Essere disoccupati durante l’epoca delle società della produzione significava essere in attesa di un’occupazione, che prima o poi (ti) sarebbe stata trovata. Essere carcerati durante l’epoca delle società disciplinari significava essere in attesa di reinserirsi nell’ordine sociale, per un periodo di tempo commisurato al danno inflitto all’ordine. I nemici della società erano quelli che non volevano e/o non potevano adeguarsi alle norme dello Stato – Famiglia – Lavoro, non diventando quell’identità stabile che il sistema assegnava: folli, anarchici, vagabondi,… L’attesa poteva poi anche diventare infinita, e molti non sarebbero stati né reintegrati né collocati. Ciò che rimaneva, però, a differenza di oggi, era l’orizzonte futuro ideale, morale, disciplinare in nome del quale si pensava che un giorno un posto nello spazio civile e sociale sarebbe stato trovato per ognuno.

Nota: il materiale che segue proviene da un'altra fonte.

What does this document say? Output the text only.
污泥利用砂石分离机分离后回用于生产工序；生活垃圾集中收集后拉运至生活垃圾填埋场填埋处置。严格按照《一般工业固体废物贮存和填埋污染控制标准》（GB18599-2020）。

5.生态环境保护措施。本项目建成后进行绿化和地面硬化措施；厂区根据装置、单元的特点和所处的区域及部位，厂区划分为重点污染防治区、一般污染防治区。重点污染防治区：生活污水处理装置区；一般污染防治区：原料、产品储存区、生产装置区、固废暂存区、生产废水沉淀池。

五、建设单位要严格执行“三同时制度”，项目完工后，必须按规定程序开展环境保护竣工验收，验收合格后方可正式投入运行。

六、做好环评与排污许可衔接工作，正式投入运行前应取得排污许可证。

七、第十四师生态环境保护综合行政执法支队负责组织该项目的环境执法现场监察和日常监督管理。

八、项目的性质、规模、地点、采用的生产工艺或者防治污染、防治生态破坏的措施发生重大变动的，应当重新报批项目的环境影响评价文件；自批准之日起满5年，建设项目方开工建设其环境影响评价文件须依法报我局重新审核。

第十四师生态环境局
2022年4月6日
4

Nelle società dei rifiuti odierne, del consumo e del controllo, la disoccupazione non è più congiunturale, ma strutturale: si può rimanere senza lavoro per un periodo di tempo prolungato, talvolta per sempre, nel circolo che conduce dalla disoccupazione all’invalidità, dalle assicurazioni sociali all’assistenza. Si può essere estromessi dall’ordine sociale anche se si desidera in ogni modo farne parte, nonostante poi la colpa sociale dell’assenza di lavoro sia imputata alle incapacità individuali. 

Essere criminali oggi vuol dire non più tanto dover lavare l’onta del danno commesso, essere ridisciplinati e potersi così ripurificare, ma portare per sempre lo stigma del proprio essere un rifiuto che non ha più diritto di partecipare al gioco sociale, restando in carcere il più a lungo possibile, altrimenti sempre ai margini e comunque sotto controllo per non nuocere ulteriormente. I nemici della società di oggi sono coloro che impediscono ai suoi membri attivi di godere appieno del tempo presente del consumo: essendo le risorse in quanto potere d’acquisto limitate, il nemico può essere lo straniero che ci ruba l’oggetto del desiderio (il lavoro come condizione di consumo), oppure può essere colui che si fa mantenere dallo stato (le tasse come diminuzione delle occasioni di consumo). Il peggio, lo straniero mantenuto.

Le società dei rifiuti contemporanee non postulano più un futuro come orizzonte ideale di (re)integrazione disciplinare di ognuno dei suoi membri in nome della produzione. La loro temporalità è invece segnata dalla circolarità del processo dei consumi, temporalità che vede nel futuro nient’altro che una nuova occasione di godimento da poter cogliere nel presente, un momento di piacere e di senso che, dopo l’attesa e passato l’attimo, svaniranno in un passato senza storia. Nell’utopia realizzata della globalizzazione tecno-capitalista, non vi è più un futuro segnato dal suo essere orizzonte per un progetto di realizzazione individuale (un lavoro, una casa, una famiglia per sempre e per i propri discendenti) e collettivo (un lavoro, una casa, una famiglia per tutti, anche per gli esclusi: “Produci e Lavora!”). Giunti al termine della Storia, vi sarebbe solo un eterno presente da cogliere nel suo essere occasione eterna di felicità, nell’obbligo morale del dover essere all’altezza del godimento imposto (“Consuma e Godi!”), tanto peggio per chi non ce la fa.